My Arabic was very limited. My native language is English, but in addition I can speak Spanish well and a smattering of Italian and French. Before deploying, I did my best to learn Arabic using audio CDs, but I didn’t have a good grounding to get very far on my own. I learned a few useful phrases like “good,” “bad,” and “surgery tomorrow,” which covered most of what I had to communicate to patients. However, to figure out what was going on with a new patient, it was essential to understand them, and for that I am very grateful to the interpreters who worked at the hospital. In 2005, during my first deployment, the interpreters were all bilingual, native Iraqis who were highly educated and motivated. Working with us meant risking their lives because they were frequently targeted by the insurgents as collaborators. They helped me translate some very difficult conversations, even so far as telling parents their children had died.
I describe in the book one time when even having a skilled interpreter wasn’t enough to make myself well understood. One boy came to us for treatment for an abnormality of his penis. During my evaluation I determined that he was actually a female hermaphrodite. Even if we had all been speaking the same language that would have been a murky conversation. With the help of the interpreter, we muddled through as best we could.
In addition to your writing, you’ve taken thousands of pictures of the base as well as video footage. Do you feel that you were a witness for this war? Was there a conscious decision to want to document this experience for the sake of history / posterity?

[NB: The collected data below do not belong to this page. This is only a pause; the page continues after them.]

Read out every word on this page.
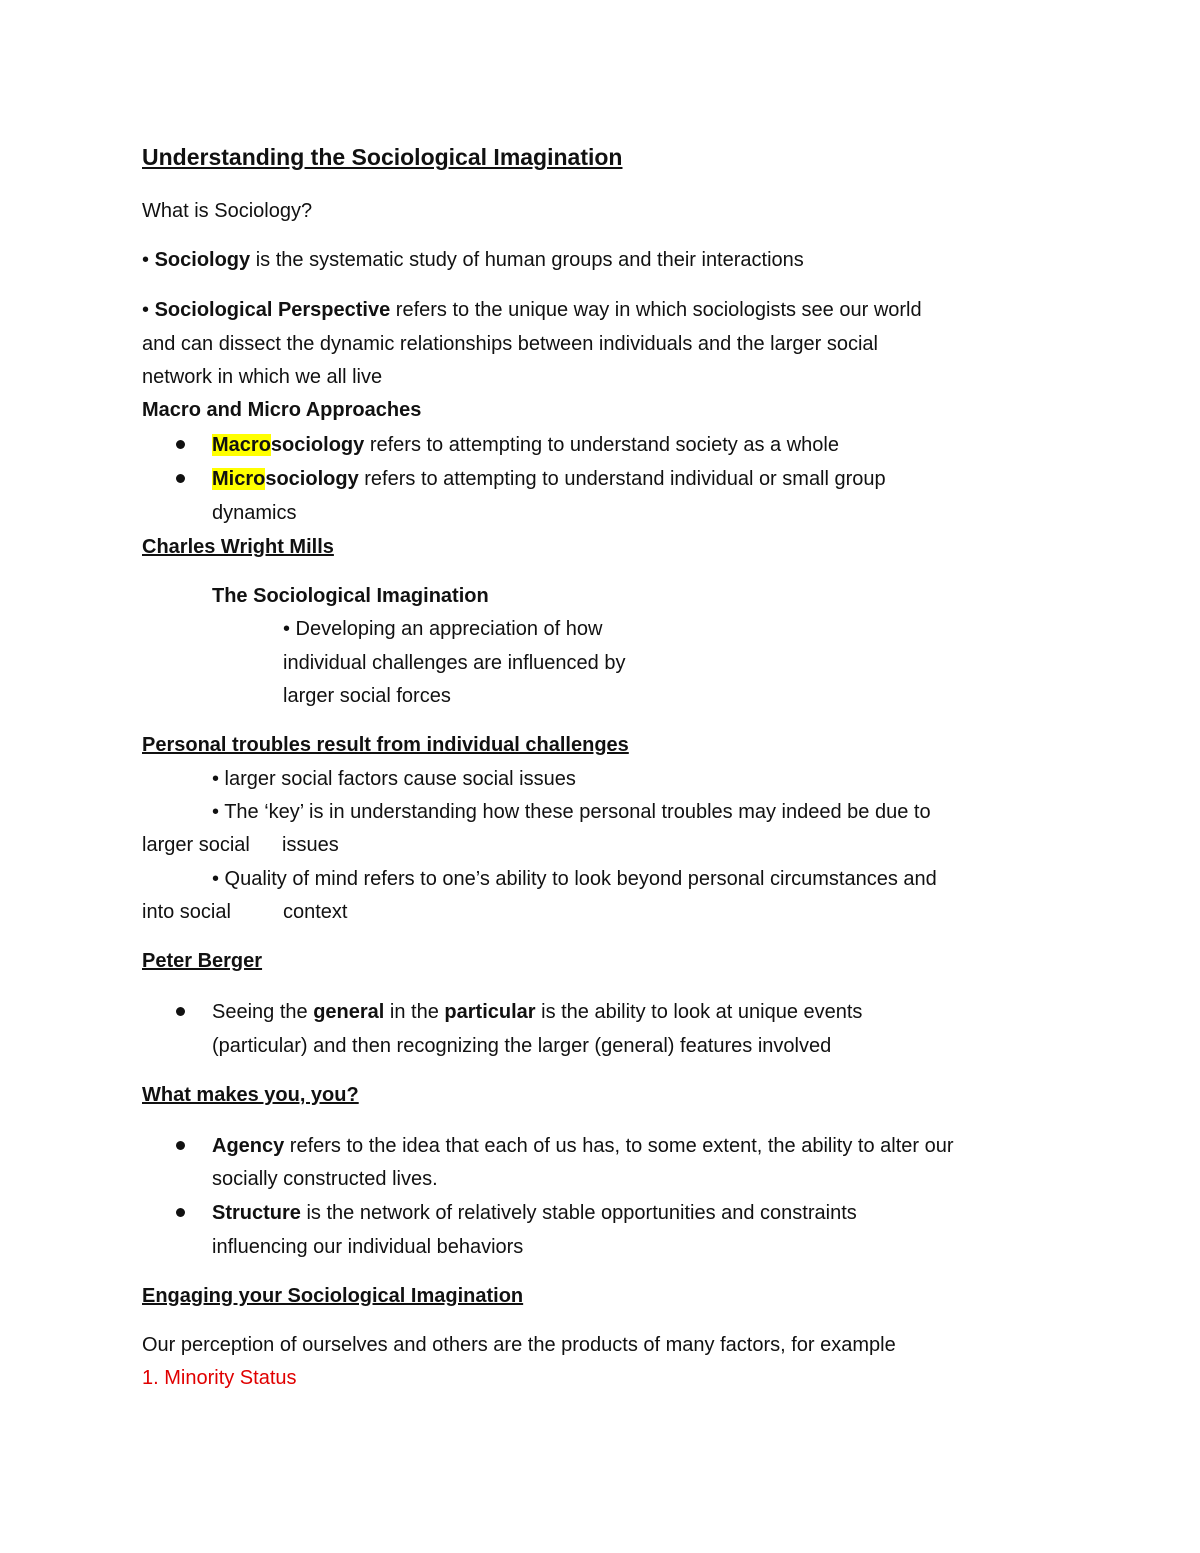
Understanding the Sociological Imagination
What is Sociology?
• Sociology is the systematic study of human groups and their interactions
• Sociological Perspective refers to the unique way in which sociologists see our world
and can dissect the dynamic relationships between individuals and the larger social
network in which we all live
Macro and Micro Approaches
Macrosociology refers to attempting to understand society as a whole
Microsociology refers to attempting to understand individual or small group
dynamics
Charles Wright Mills
The Sociological Imagination
• Developing an appreciation of how
individual challenges are influenced by
larger social forces
Personal troubles result from individual challenges
• larger social factors cause social issues
• The ‘key’ is in understanding how these personal troubles may indeed be due to
larger social issues
• Quality of mind refers to one’s ability to look beyond personal circumstances and
into social	context
Peter Berger
Seeing the general in the particular is the ability to look at unique events
(particular) and then recognizing the larger (general) features involved
What makes you, you?
Agency refers to the idea that each of us has, to some extent, the ability to alter our
socially constructed lives.
Structure is the network of relatively stable opportunities and constraints
influencing our individual behaviors
Engaging your Sociological Imagination
Our perception of ourselves and others are the products of many factors, for example
1. Minority Status
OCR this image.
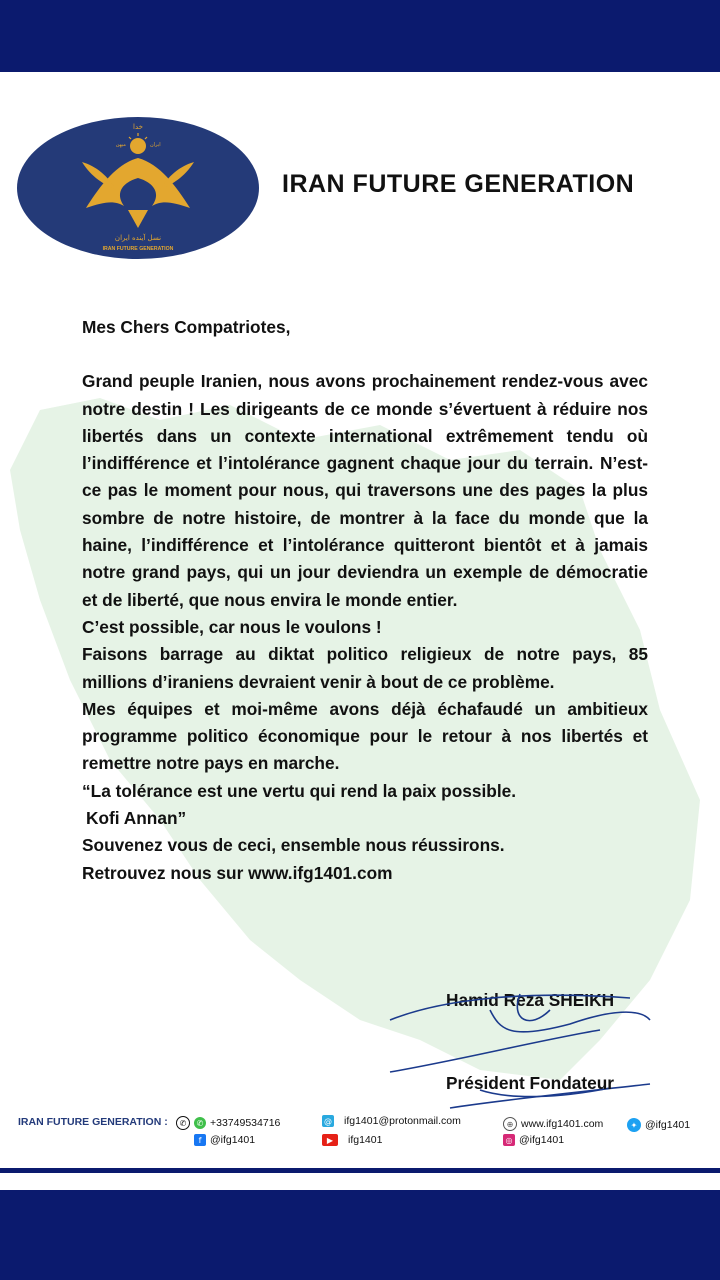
خدا
میهن	ایران
نسل آینده ایران
IRAN FUTURE GENERATION
IRAN FUTURE GENERATION

Mes Chers Compatriotes,

Grand peuple Iranien, nous avons prochainement rendez-vous avec notre destin ! Les dirigeants de ce monde s’évertuent à réduire nos libertés dans un contexte international extrêmement tendu où l’indifférence et l’intolérance gagnent chaque jour du terrain. N’est-ce pas le moment pour nous, qui traversons une des pages la plus sombre de notre histoire, de montrer à la face du monde que la haine, l’indifférence et l’intolérance quitteront bientôt et à jamais notre grand pays, qui un jour deviendra un exemple de démocratie et de liberté, que nous envira le monde entier.

C’est possible, car nous le voulons !

Faisons barrage au diktat politico religieux de notre pays, 85 millions d’iraniens devraient venir à bout de ce problème.

Mes équipes et moi-même avons déjà échafaudé un ambitieux programme politico économique pour le retour à nos libertés et remettre notre pays en marche.

“La tolérance est une vertu qui rend la paix possible.

Kofi Annan”

Souvenez vous de ceci, ensemble nous réussirons.

Retrouvez nous sur www.ifg1401.com

Hamid Reza SHEIKH
Président Fondateur
IRAN FUTURE GENERATION :	✆	✆ +33749534716
f @ifg1401
@ ifg1401@protonmail.com
▶	ifg1401
⊕ www.ifg1401.com
◎ @ifg1401
✦ @ifg1401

I definitely made a conscious effort to document my experience in images. There were many purposes to this, and I’m not sure that I even understand all the reasons why I felt it necessary to preserve what I was seeing. At times, things were so horrific and absurd that taking a picture was a way of attempting to understand what I was seeing, or at least storing it away to puzzle out the meaning at a later time. Also, I felt sorely unable to completely convey what I was witnessing in words, so pictures were an attempt to explain it to the caring, concerned friends and family at home. Lastly, just as you say, I felt like I was a witness. I felt like the events going on around me were far bigger and more important than I was as an individual, but if someone didn’t record the accounts of these pained and brave lives, it would be as if it never happened. I felt that one purpose I could serve was to be a vessel to transmit their stories to the rest of the world.